The win, in terms of championship implications, means more to Torrence than it does to Vandergriff. But it would have meant so much to the rookie to get that first win at a track with historical significance to both his team and the man standing at the starting line. A win would have put him firmly in the conversation for the Auto Club Road to the Future Award and, beyond that, a win would have been dope. Winning is its own reward and it can be easy to miss that bitchin’ forest amidst the trees.
So, let’s take a moment to appreciate the other very talented rookie in a class of excellent rookie drivers. You know Austin Prock is one of the best wheelmen to slide into a Top Fuel dragster (he leads the category in reaction time, can pedal a car, is friends with Don Prudhomme) but you may not know that Vandergriff is behind only his buddy and Antron Brown when it comes to leaving on time.

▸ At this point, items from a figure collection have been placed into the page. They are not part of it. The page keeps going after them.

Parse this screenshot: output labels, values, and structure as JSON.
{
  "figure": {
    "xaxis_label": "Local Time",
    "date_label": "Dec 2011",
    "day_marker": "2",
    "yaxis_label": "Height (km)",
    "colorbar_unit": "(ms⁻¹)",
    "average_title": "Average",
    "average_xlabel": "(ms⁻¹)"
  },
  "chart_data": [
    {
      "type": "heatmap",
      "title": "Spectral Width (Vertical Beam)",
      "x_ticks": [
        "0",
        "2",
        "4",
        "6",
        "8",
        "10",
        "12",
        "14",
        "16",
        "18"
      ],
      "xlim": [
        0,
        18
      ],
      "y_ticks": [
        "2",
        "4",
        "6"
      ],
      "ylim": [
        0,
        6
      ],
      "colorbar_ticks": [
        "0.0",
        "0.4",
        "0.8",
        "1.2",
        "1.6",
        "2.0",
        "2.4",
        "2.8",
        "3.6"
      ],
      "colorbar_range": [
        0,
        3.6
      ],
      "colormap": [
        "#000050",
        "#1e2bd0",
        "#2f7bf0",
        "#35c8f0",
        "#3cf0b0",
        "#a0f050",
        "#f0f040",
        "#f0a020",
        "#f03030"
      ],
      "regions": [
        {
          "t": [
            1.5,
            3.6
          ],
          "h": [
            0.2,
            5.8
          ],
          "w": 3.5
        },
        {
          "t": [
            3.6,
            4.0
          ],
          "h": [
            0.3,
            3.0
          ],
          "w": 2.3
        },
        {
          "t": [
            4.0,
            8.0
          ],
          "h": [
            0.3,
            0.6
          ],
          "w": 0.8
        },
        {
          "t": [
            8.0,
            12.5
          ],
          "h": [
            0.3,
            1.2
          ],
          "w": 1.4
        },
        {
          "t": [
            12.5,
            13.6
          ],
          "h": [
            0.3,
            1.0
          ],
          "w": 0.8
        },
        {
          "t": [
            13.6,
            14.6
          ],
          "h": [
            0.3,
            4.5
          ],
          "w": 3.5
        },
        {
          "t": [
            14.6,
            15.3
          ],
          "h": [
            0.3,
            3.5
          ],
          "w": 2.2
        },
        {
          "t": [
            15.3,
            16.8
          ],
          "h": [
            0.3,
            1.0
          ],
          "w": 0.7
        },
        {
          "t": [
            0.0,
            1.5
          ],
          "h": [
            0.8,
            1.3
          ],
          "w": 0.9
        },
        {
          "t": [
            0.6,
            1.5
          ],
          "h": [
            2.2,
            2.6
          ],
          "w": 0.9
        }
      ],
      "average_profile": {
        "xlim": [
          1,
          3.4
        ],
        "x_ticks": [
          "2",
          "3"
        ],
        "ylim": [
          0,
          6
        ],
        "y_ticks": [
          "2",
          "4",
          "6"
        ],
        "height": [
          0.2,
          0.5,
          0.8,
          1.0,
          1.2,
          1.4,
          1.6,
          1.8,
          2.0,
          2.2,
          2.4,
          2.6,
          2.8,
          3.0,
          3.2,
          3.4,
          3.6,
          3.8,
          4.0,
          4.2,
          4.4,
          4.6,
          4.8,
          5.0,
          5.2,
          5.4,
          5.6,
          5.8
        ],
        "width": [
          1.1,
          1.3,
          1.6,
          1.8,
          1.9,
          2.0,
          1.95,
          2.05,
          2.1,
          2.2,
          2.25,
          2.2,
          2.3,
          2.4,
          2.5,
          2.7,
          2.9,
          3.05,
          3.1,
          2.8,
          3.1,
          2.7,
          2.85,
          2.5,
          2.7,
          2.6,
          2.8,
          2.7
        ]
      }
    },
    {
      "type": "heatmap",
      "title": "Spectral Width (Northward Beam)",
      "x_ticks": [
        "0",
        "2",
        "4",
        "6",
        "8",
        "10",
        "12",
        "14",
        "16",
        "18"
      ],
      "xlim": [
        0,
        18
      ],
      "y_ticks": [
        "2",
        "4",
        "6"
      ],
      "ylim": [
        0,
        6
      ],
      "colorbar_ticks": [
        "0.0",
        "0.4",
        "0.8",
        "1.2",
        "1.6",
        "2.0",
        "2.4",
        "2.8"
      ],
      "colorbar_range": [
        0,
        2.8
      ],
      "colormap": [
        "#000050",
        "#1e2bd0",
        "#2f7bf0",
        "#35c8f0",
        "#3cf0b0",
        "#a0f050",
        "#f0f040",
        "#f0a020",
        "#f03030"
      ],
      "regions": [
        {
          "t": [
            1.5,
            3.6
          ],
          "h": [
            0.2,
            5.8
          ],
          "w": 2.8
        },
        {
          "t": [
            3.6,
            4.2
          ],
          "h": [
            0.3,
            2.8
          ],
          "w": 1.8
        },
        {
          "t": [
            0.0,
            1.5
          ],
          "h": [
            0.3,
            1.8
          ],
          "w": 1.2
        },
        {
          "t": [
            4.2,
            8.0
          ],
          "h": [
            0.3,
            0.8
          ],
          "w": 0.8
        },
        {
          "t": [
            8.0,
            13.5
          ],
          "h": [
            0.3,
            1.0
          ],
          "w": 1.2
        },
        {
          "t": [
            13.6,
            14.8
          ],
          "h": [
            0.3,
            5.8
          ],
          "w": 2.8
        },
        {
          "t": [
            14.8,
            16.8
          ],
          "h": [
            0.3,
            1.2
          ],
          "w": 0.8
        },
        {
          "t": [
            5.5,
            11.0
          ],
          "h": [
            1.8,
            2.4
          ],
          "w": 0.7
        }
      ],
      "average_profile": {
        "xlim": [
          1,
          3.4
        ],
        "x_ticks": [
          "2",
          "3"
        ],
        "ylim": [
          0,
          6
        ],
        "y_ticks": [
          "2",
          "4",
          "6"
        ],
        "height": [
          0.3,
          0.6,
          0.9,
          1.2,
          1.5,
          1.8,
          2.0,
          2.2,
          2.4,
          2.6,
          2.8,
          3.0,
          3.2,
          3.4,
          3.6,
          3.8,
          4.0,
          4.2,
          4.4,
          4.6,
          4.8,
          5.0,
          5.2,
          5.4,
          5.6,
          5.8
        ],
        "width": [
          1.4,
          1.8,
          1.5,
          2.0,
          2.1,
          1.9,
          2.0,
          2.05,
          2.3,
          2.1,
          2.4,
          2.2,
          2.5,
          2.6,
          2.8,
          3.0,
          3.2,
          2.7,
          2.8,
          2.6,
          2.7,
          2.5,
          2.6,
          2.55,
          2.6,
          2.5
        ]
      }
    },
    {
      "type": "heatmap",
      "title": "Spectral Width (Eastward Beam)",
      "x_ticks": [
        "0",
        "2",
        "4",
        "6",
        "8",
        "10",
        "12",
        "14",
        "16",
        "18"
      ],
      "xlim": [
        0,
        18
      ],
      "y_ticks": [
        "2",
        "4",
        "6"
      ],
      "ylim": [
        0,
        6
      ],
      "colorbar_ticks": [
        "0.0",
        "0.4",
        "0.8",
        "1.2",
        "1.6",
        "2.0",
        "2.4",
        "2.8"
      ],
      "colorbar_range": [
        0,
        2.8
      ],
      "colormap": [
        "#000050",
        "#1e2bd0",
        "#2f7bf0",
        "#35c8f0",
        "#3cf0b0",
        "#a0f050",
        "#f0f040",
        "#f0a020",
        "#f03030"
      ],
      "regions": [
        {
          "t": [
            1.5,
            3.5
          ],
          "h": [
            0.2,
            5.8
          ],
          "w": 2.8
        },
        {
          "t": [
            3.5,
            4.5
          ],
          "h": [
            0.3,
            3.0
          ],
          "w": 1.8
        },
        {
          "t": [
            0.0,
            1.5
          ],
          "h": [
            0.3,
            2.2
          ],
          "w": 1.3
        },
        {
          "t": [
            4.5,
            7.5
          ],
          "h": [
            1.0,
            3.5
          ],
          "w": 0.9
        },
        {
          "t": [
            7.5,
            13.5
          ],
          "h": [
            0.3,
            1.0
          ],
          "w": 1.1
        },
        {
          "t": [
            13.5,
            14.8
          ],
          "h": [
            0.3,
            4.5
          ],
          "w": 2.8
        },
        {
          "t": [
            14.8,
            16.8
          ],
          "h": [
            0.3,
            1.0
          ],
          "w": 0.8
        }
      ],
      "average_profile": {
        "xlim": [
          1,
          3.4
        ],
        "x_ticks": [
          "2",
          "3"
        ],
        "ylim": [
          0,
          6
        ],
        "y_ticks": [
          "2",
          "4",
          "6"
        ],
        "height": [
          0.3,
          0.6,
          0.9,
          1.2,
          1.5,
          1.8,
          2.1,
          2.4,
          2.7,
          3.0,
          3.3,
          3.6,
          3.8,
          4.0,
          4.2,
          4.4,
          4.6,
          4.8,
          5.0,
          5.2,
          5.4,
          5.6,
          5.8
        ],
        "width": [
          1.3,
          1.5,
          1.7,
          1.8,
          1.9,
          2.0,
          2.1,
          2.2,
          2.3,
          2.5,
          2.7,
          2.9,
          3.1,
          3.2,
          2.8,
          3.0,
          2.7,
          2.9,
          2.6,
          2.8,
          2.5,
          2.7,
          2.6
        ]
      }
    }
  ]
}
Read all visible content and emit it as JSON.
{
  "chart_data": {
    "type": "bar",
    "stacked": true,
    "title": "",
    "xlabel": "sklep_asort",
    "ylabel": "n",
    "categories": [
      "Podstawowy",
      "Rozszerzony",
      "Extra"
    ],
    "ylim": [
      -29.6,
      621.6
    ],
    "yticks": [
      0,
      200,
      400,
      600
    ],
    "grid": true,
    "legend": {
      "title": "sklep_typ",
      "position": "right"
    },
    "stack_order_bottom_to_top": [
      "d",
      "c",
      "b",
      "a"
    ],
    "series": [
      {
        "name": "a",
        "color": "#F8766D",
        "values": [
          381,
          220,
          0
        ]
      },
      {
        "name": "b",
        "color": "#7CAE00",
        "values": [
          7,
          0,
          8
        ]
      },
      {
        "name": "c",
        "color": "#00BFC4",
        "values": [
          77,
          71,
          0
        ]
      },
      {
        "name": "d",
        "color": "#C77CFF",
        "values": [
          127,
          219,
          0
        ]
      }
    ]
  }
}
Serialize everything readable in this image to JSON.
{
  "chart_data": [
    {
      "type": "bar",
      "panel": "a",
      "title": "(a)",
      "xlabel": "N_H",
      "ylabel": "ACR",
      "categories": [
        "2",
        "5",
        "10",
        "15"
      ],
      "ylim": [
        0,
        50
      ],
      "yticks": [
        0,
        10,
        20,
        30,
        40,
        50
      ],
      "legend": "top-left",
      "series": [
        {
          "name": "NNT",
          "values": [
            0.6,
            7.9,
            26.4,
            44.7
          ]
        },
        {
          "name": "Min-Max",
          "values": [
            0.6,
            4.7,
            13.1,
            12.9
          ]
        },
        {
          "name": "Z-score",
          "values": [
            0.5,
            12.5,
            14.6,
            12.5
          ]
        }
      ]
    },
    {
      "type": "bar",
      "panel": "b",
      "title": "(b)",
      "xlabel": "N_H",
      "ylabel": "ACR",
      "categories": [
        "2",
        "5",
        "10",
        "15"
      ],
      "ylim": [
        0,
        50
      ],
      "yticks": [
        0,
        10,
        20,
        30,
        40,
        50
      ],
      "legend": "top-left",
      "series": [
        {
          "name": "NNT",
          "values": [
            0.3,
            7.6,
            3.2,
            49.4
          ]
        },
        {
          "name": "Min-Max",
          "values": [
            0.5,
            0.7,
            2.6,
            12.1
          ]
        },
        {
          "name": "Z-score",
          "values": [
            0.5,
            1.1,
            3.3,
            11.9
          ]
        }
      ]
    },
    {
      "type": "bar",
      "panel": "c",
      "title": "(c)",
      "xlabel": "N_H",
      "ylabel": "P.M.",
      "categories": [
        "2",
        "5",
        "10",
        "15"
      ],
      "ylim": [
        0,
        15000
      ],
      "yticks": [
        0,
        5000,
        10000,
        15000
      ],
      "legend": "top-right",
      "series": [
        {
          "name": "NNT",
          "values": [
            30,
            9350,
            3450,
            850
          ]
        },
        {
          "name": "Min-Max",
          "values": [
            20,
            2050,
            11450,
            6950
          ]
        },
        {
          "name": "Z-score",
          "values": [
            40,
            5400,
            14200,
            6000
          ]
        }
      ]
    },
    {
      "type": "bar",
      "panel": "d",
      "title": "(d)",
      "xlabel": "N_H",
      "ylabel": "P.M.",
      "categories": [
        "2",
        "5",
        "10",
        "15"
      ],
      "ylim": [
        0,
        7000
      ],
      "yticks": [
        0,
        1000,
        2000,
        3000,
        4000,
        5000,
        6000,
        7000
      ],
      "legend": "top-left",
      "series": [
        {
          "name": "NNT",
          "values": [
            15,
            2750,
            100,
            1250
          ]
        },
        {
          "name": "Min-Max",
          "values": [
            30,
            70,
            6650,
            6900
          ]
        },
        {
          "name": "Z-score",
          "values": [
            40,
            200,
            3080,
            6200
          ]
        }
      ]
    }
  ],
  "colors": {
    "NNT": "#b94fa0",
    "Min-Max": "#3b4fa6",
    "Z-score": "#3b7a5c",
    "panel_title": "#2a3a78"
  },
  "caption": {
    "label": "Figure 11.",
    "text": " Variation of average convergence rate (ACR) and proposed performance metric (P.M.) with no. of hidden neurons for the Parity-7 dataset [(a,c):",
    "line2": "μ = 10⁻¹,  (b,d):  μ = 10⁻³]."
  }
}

Vandergriff averages a .0634-second reaction time with half as many lights cut as Prock. The sample size is big enough to consider that impressive, while also noting that both racers have done incredible work without much experience. There’s more to driving a Top Fuel dragster than cutting a great light, but it’s a great place to start.
The DA Lubricants dragster averages a 3.784-second elapsed time and gets down the track 73.7 percent of the time (Success Rate). That’s why you see Vandergriff’s name at the top of the NHRA Power Rankings sheets every week; it hasn’t turned into a win yet, but it feels like a matter of time. This is the same outfit that found victory twice with Blake Alexander behind the wheel in 2018 and Vandergriff has proven to be a very capable driver.
What Vandergriff lacks is opportunity. The team, crew chiefed by Ron Douglas and Joe Barlam, has won 50 percent of the rounds it has competed in. That’s as basic a statistic as you can find and slots Vandergriff right in the middle of the pack, among racers like Antron Brown and Austin Prock – but not far behind Mike Salinas (57 percent), Brittany Force (57 percent) and Doug Kalitta (56 percent). That’s to say the margins in drag racing are exceptionally tight and the difference between winning and losing with a good team is often determined by a coin flip.
That will come as small comfort when the coin comes up heads. But if you’re a fan of Vandergriff, there are good days ahead. He’s might be a spreadsheet hero today, but he’ll be holding up Wallys in the future.